Comment envisagez-vous les relations franco-allemandes si vous êtes élu?
"Le traité d'amitié de l'Elysée signé le 22 janvier 1963 entre Charles de Gaulle et Konrad Adenauer a scellé la réconciliation entre nos deux nations qui, entre 1870 et 1945, ont été trois fois en guerre. C'est une bonne chose pour la France et pour l'Allemagne bien sûr, mais aussi pour le reste de l'Europe.
Aujourd'hui, cette amitié est compromise par le carcan euro-bruxellois. Les problèmes non résolus de l'entreprise Airbus en sont l'illustration.
Jusqu'à la chute du mur de Berlin, l'Europe du traité de Rome apparaissait comme une construction équilibrée respectant notamment les souverainetés de ses Etats membres et reposant sur la coopération entre deux pays fort différents l'un de l'autre mais de force égale : l'Allemagne était la grande puissance économique et industrielle, la France, la grande puissance politique du continent.
Cet équilibre a été rompu. Sous la présidence de monsieur Chirac, l'aggravation de son déclin économique et la perte de sa souveraineté fiscale, monétaire et militaire ont enlevé à la France sa prédominance politique en Europe. Les Français reprochent à l'Allemagne de s'être renforcée dans l'Union européenne à leurs dépens :
- sa réunification en 1990 a été financée en partie par les fonds structurels européens ;
- l'élargissement à l'Est de l'Union européenne lui ouvre des perspectives économiques et commerciales considérables ;
- la politique de l'euro fort, pratiquée par la Banque centrale européenne installée à Francfort sert les intérêts économiques allemands ;
- le renforcement des pouvoirs régionaux aux dépens des Etats nationaux centralisés comme celui de la France, correspond à l'idéologie fédéraliste allemande.
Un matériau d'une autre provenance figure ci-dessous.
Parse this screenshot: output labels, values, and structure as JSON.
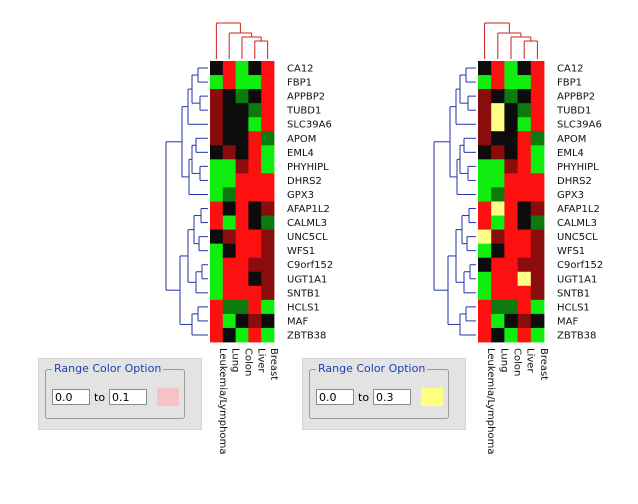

Les Allemands reprochent en revanche à la France de vouloir conserver ses spécificités : son agriculture, son statut de puissance nucléaire membre permanent du Conseil de sécurité des Nations Unies, sa présence dans le Monde, notamment en Afrique...
Pour maintenir l'amitié entre nos deux nations et même la renforcer, il faut construire une autre Europe que celle de Bruxelles, bureaucratique et supranationale, qui gomme ce qui constitue la principale richesse de notre continent : ses nations. Président de la République, je proposerai à nos partenaires européens et notamment à nos amis allemands, un nouveau Traité de Rome, fondant l'Europe des patries, respectueuse de la souveraineté et de l'identité de chacun de ses Etats membres, fondée sur la coopération et sur la préférence communautaire, une Europe européenne, donc sans la Turquie."
Comment comptez-vous améliorer la représentativité des Francais de l'étranger ?
"Il y a aujourd'hui plus d'un million et demi de Français installés à l'étranger. Pour beaucoup d'entre eux leurs liens avec la France se sont distendus, en témoigne l'abstention élevée. La fermeture des lycées français et des consulats, le projet de fondre dans une même représentation européenne les représentations diplomatiques de la France concourent à cet éloignement.
Pour améliorer la représentativité des Français de l'étranger, je renforcerai leurs liens avec la Mère patrie par la mise en oeuvre des mesures suivantes :
- établir le scrutin proportionnel aux élections législatives, ce qui permettra aux Français expatriés d'être représentés aussi à l'Assemblée nationale ;
- assurer la continuité de carrière des expatriés ;
- instituer la gratuité de l'enseignement dans les lycées français ;
- la création d'une véritable chaîne de télévision francophone reçue partout dans le monde (chaîne d’information, de culture, de divertissement)."
Qu´évoque l´Allemagne pour vous sur un plan plus personnel ?
"J'admire le redressement spectaculaire qu'ont effectué les Allemands dans les années 50 et 60, leur permettant de devenir alors la troisième puissance économique mondiale. En revanche, je déplore l'effondrement de leur démographie depuis plus de 30 ans qui s'apparente à un véritable suicide et je m'inquiète de ce que la France suive la même pente.
Mes souvenirs personnels sont liés au mur de Berlin, construit en 1961 par le régime communiste est-allemand pour empêcher leurs populations de passer à l'Ouest. J'ai connu Berlin avant le mur, Berlin pendant le mur, Berlin après le mur."